No hay más estrechos lazos que unos brazos. Pero ocurre a menudo que el lazo más estrecho se hace un nudo y hay que acabar rompiéndolo en pedazos. - CamPOAMOR.
Las manos de las mujeres son como las estrellas: blancas, brillantes y con cinco puntas. Está bien, por lo tanto, que el hombre se oriente poniendo en ellas sus ojos; pero tampoco está de más que compren una brújula por si las estrellas fallan.-Kepler.
Cuando sólo se le pide la mano a una mujer es porque está uno deseando la totalidad. - Manara.
Una de las manías de las mujeres consiste en utilizar sus manos para acariciarle el pelo al hombre. Nadie puede negar que esto es poético.

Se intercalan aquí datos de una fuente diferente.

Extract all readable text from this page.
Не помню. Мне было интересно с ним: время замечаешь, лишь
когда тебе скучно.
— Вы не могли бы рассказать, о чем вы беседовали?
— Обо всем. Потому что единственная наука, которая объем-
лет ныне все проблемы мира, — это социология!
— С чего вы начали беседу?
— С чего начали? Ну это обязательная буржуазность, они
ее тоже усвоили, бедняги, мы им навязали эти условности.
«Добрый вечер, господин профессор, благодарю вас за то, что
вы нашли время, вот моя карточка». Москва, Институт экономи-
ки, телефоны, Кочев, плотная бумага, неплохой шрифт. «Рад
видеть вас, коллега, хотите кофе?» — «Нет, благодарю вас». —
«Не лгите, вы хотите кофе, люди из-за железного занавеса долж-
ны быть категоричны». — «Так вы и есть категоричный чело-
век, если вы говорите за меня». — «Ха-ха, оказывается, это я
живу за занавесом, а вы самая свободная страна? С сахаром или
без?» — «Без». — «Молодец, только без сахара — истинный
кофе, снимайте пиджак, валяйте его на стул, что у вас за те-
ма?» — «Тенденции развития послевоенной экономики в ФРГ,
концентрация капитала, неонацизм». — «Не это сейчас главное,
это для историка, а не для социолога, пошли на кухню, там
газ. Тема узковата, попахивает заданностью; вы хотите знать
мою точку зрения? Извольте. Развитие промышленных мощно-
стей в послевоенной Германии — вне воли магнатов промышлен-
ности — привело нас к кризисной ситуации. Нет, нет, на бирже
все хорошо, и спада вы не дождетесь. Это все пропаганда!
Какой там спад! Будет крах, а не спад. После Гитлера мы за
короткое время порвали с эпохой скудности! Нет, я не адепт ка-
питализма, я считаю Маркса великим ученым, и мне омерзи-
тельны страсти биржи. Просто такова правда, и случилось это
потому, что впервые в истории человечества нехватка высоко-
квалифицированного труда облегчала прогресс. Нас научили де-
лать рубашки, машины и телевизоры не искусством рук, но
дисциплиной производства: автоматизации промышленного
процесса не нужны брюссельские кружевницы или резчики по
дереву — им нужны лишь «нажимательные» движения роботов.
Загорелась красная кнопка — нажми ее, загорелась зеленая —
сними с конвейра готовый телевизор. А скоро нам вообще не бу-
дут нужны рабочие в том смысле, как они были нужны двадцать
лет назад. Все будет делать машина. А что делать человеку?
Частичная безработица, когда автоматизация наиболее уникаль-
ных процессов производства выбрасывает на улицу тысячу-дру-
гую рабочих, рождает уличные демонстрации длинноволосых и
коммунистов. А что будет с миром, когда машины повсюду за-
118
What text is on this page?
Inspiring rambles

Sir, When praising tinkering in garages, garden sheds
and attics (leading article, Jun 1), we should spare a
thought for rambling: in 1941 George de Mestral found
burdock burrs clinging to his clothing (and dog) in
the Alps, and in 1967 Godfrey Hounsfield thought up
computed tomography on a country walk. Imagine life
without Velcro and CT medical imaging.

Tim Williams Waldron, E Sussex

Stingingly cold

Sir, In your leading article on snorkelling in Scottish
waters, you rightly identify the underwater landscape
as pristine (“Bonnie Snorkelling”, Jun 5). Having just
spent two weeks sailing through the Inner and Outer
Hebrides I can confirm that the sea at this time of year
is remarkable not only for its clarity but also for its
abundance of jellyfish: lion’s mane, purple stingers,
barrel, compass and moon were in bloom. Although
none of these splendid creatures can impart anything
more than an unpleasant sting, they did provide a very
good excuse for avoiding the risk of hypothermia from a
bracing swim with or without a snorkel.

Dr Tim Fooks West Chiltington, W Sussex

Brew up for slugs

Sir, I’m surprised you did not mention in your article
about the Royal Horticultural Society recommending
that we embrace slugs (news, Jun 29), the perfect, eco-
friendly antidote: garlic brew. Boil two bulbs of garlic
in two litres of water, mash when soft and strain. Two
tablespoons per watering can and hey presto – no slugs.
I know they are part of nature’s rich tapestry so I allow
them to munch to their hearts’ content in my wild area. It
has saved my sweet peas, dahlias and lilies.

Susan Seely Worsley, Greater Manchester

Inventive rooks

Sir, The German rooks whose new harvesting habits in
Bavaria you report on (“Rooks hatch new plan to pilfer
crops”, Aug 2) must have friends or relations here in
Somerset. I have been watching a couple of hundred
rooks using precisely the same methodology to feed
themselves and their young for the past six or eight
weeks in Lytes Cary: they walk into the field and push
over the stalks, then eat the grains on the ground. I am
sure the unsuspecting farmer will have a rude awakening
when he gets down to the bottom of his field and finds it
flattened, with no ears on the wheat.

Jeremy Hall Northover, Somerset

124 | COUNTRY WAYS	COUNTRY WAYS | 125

Pero lo que ya no resulta poético es la necesidad en que se ve el hombre de peinarse. - Fígaro.
Una mano de mujer os inspira una obra de arte. Pero esa misma mano os impedirá que la llevéis a cabo. -Shakespeare.

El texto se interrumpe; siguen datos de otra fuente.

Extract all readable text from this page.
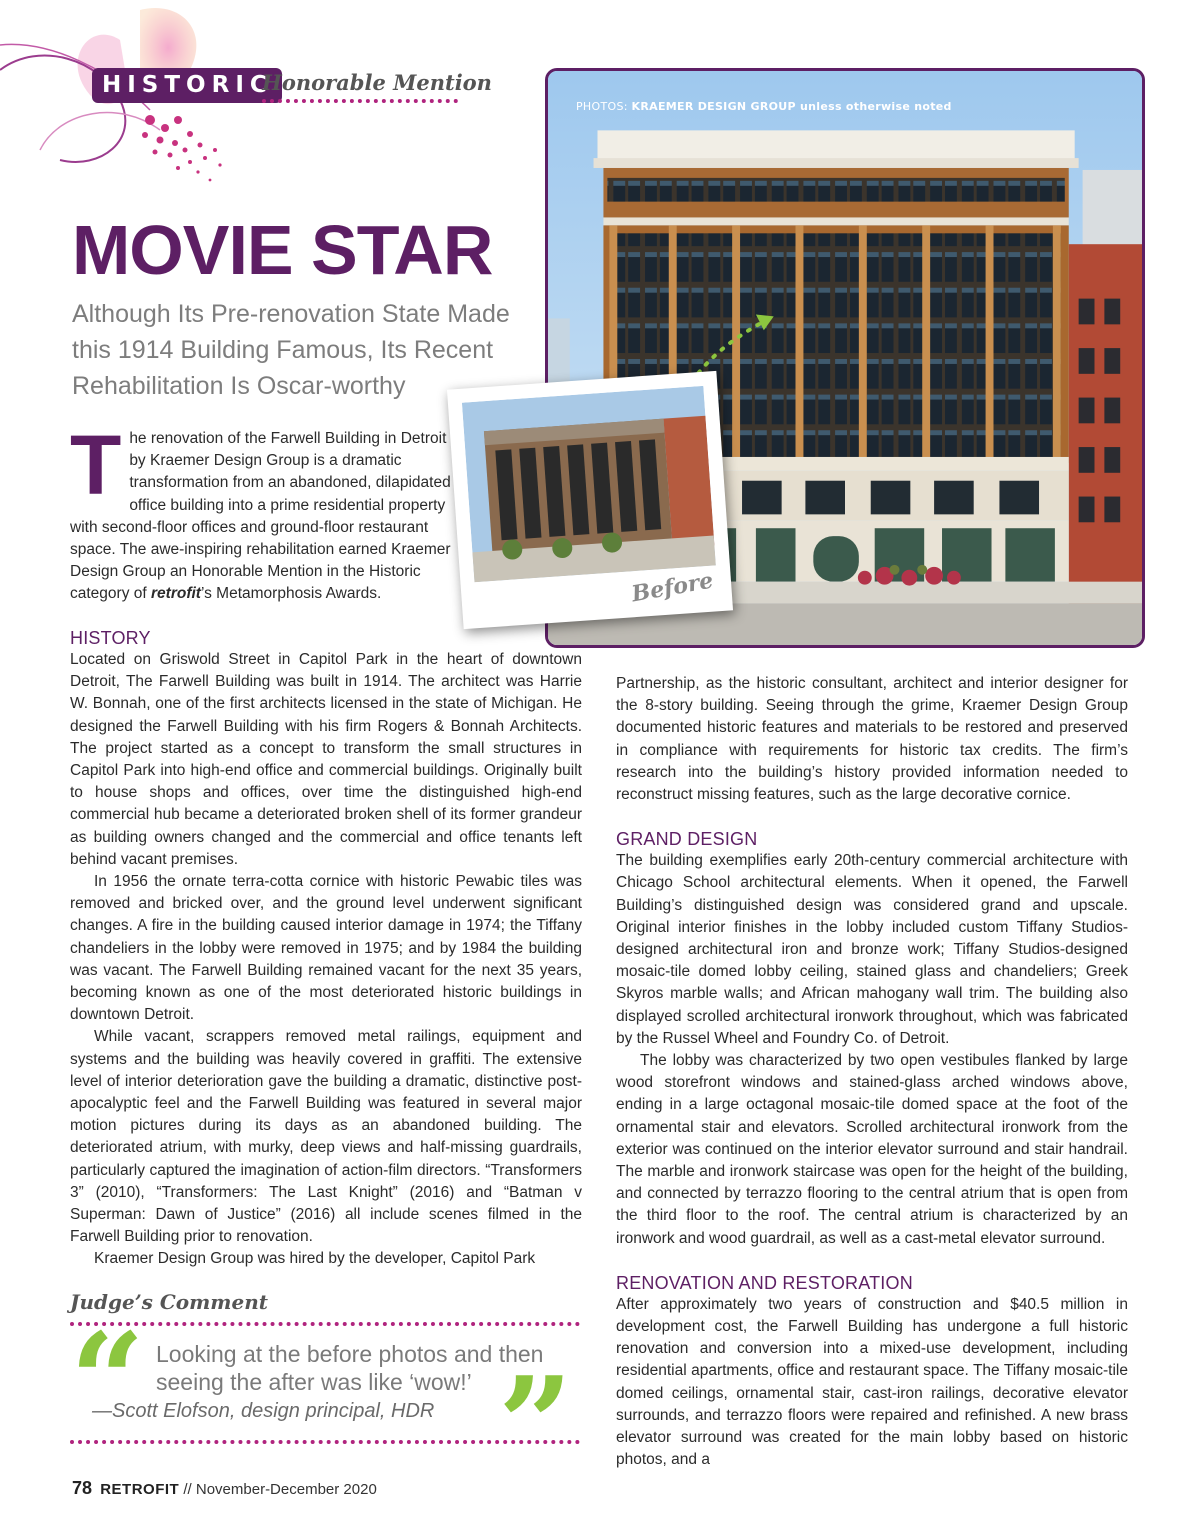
HISTORIC
Honorable Mention
MOVIE STAR
Although Its Pre-renovation State Made this 1914 Building Famous, Its Recent Rehabilitation Is Oscar-worthy
PHOTOS: KRAEMER DESIGN GROUP unless otherwise noted
Before
The renovation of the Farwell Building in Detroit by Kraemer Design Group is a dramatic transformation from an abandoned, dilapidated office building into a prime residential property with second-floor offices and ground-floor restaurant space. The awe-inspiring rehabilitation earned Kraemer Design Group an Honorable Mention in the Historic category of retrofit’s Metamorphosis Awards.
HISTORY

Located on Griswold Street in Capitol Park in the heart of downtown Detroit, The Farwell Building was built in 1914. The architect was Harrie W. Bonnah, one of the first architects licensed in the state of Michigan. He designed the Farwell Building with his firm Rogers & Bonnah Architects. The project started as a concept to transform the small structures in Capitol Park into high-end office and commercial buildings. Originally built to house shops and offices, over time the distinguished high-end commercial hub became a deteriorated broken shell of its former grandeur as building owners changed and the commercial and office tenants left behind vacant premises.

In 1956 the ornate terra-cotta cornice with historic Pewabic tiles was removed and bricked over, and the ground level underwent significant changes. A fire in the building caused interior damage in 1974; the Tiffany chandeliers in the lobby were removed in 1975; and by 1984 the building was vacant. The Farwell Building remained vacant for the next 35 years, becoming known as one of the most deteriorated historic buildings in downtown Detroit.

While vacant, scrappers removed metal railings, equipment and systems and the building was heavily covered in graffiti. The extensive level of interior deterioration gave the building a dramatic, distinctive post-apocalyptic feel and the Farwell Building was featured in several major motion pictures during its days as an abandoned building. The deteriorated atrium, with murky, deep views and half-missing guardrails, particularly captured the imagination of action-film directors. “Transformers 3” (2010), “Transformers: The Last Knight” (2016) and “Batman v Superman: Dawn of Justice” (2016) all include scenes filmed in the Farwell Building prior to renovation.

Kraemer Design Group was hired by the developer, Capitol Park

Judge’s Comment
“ Looking at the before photos and then seeing the after was like ‘wow!’
—Scott Elofson, design principal, HDR ”

Partnership, as the historic consultant, architect and interior designer for the 8-story building. Seeing through the grime, Kraemer Design Group documented historic features and materials to be restored and preserved in compliance with requirements for historic tax credits. The firm’s research into the building’s history provided information needed to reconstruct missing features, such as the large decorative cornice.

GRAND DESIGN

The building exemplifies early 20th-century commercial architecture with Chicago School architectural elements. When it opened, the Farwell Building’s distinguished design was considered grand and upscale. Original interior finishes in the lobby included custom Tiffany Studios-designed architectural iron and bronze work; Tiffany Studios-designed mosaic-tile domed lobby ceiling, stained glass and chandeliers; Greek Skyros marble walls; and African mahogany wall trim. The building also displayed scrolled architectural ironwork throughout, which was fabricated by the Russel Wheel and Foundry Co. of Detroit.

The lobby was characterized by two open vestibules flanked by large wood storefront windows and stained-glass arched windows above, ending in a large octagonal mosaic-tile domed space at the foot of the ornamental stair and elevators. Scrolled architectural ironwork from the exterior was continued on the interior elevator surround and stair handrail. The marble and ironwork staircase was open for the height of the building, and connected by terrazzo flooring to the central atrium that is open from the third floor to the roof. The central atrium is characterized by an ironwork and wood guardrail, as well as a cast-metal elevator surround.

RENOVATION AND RESTORATION

After approximately two years of construction and $40.5 million in development cost, the Farwell Building has undergone a full historic renovation and conversion into a mixed-use development, including residential apartments, office and restaurant space. The Tiffany mosaic-tile domed ceilings, ornamental stair, cast-iron railings, decorative elevator surrounds, and terrazzo floors were repaired and refinished. A new brass elevator surround was created for the main lobby based on historic photos, and a

78 RETROFIT // November-December 2020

Haced que las mujeres se limen las uñas enérgicamente y con frecuencia.
Puede que, con esto, sus manos pierdan la belleza en las épocas de paz; pero vuestro rostro ganará integridad en las horas de guerra. - Alejandro Magno.
El día que deseéis llevar una flor en el ojal del frac y no dispongáis de flor ninguna, decidle a cualquier mujer hermosa que apoye una de sus manos en vuestra solapa. - Wilde.
Las manos de las mujeres son preciosas. Las manos de las mujeres son divinas. Las manos de las mujeres es lo más hermoso que existe.
¡Vivan las mujeres! ¡Arriba las manos!-Dick Turpin.
Hay muchos hombres que dominan en la vida los juegos de manos.
Pero son las mujeres las que peor juegan las manos en la vida. - El Manús de la Cobay.
La mujer que alza su mano para que se la beséis ceremoniosamente, os dará, a cambio de eso, una sonrisa.
Mas si le besáis la mano sin su autorización, os dará, a cambio del beso, una bofetada.
Y, no obstante, ella agradece siempre el segundo beso mucho más que el primero…
¡Incongruencias!-Mr. Beaucairb.
La palma de una mano femenina, acariciándoos el rostro, es la mayor demostración de que habéis triunfado.
Desde las edades más remotas, el triunfo se simboliza con una palma. - Pericles.
Mi mujer y yo nos lavamos las manos. - Pilatos.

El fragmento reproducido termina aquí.